In short: it could be, save for what the American objection to mandates represents. Insofar as we detest mandates because they are an affront to our self-sovereignty, it seems unlikely that removing mandates and encouraging vaccination through voluntary means would do much to improve the willingness of fiercely individualistic Americans to risk their health or comfort for the good of the whole society. As Michael Gerson once wrote of capitalism, a mandate-free vaccination regime enacted strictly out of American disdain for obligation would rely on virtues it would not create.

But there’s another hitch. As researchers from a number of European universities wrote in the scientific journal Eurosurveillance, “a national healthcare system should promote and actively offer those vaccines that have been proven to be safe, effective, and with a positive public health impact. In a world where people trust health authorities, more compliance with national recommendations can be established.” In other words, the creation of a healthcare system that is both accessible and trustworthy is a key factor in ensuring widespread voluntary vaccination. This is true not only because a universally accessible healthcare system would make vaccines readily available to all people, but also because frustration with expensive and unreliable healthcare contributes to the kind of mistrust that makes people suspicious of vaccines themselves.

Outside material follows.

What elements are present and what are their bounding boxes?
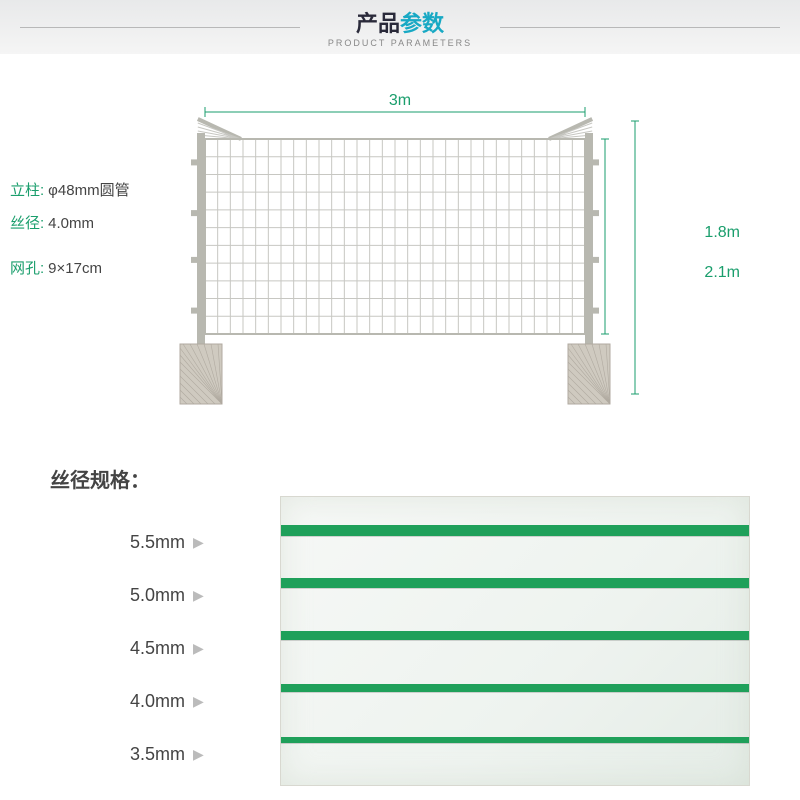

Of course, pernicious American individualism is as much an enemy of a trustworthy universal healthcare system as it is of voluntary mass vaccination. Rand Paul once excoriated the idea of universal healthcare by equating such systems with forced labor. “With regard to the idea of whether you have a right to health care,” Paul claimed in a 2011 meeting of the Senate Committee on Health, Labor, and Education, “you have [to] realize what that implies. It’s not an abstraction. I’m a physician. That means you have a right to come to my house and conscript me. It means you believe in slavery.”

In no universal healthcare model are doctors forced to perform labor for free, but the revealing fact of Paul’s statement is that it all comes down to him, personally, and his personal freedom. This is the recurring priority of American politics, and the one that makes high vaccination coverage in a non-mandatory scenario seem a distant proposition. Vaccines are, contrary to popular thought, ultimately a matter of collective action, and one that comes down mostly to thoroughgoing altruism. Unless we can manage to leave self-interest on the back burner and pull together in favor of our society’s most vulnerable people mainly for their own sake, we will likely never create a political climate that can ensure both safety and freedom in the realm of disease.